At its core, 32 Acres probes our relationships within these landscapes: generation to generation, individual to communal, person to city, natural to industrial. Splint explores how these connections embody and impact a place across time, eventually bleeding into and shaping our identities; within the scope of just 75 minutes, Splint acts as a cultural doula, birthing an entirely new perspective for shared spaces and how we serve as caretakers of the past, present, and future. It permanently altered my relationship to the park by endowing it with a stratum of meaning.
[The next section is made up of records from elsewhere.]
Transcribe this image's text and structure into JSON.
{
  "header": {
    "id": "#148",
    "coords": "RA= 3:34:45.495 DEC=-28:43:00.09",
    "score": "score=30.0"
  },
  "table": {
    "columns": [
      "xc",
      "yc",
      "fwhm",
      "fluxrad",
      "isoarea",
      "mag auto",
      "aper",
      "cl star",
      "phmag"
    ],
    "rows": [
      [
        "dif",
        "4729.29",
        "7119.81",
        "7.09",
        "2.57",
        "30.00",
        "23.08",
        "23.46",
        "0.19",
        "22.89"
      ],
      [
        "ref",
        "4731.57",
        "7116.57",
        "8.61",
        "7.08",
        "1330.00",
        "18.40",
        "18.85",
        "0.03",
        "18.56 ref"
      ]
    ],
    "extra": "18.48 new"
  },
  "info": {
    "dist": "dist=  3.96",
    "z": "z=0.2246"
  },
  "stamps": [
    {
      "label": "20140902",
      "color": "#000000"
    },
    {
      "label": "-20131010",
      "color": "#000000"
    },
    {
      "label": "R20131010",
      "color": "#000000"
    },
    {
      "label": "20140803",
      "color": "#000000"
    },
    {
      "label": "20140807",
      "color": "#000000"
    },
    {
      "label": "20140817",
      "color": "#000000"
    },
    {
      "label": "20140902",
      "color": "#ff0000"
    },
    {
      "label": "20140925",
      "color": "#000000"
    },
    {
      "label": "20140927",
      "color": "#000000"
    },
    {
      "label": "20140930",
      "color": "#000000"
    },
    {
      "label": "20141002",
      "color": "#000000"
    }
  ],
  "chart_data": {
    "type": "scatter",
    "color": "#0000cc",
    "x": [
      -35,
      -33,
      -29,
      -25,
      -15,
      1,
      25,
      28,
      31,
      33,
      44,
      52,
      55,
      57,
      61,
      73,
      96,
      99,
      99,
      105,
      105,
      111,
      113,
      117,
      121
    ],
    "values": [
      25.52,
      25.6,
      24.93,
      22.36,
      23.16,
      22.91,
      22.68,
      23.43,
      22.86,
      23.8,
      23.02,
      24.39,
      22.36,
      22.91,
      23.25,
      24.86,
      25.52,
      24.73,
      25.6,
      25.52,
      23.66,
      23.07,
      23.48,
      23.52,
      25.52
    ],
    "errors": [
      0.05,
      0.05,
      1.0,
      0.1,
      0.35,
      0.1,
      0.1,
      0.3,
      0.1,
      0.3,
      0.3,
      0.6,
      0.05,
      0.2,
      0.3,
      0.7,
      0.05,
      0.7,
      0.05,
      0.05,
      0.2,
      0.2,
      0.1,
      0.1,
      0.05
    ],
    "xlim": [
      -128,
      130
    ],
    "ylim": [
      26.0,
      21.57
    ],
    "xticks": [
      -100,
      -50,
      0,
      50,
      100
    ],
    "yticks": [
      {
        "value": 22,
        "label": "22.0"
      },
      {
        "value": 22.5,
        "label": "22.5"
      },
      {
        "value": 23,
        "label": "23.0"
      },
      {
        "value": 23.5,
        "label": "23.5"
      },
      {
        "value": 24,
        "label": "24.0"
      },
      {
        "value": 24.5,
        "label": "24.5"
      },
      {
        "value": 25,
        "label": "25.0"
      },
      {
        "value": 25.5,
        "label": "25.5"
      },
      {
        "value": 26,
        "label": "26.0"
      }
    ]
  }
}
At its conclusion, I weaved through the park and spotted two people standing in front of a locked gate, searching for the horizon. They stood close and still, and as I approached I saw earbud evidence of what I already suspected: they were listening to the soundwalk, too. And now, I knew of two people who would retrace my footsteps as I retraced Splint’s, as she retraced those that came before, over hundreds of years.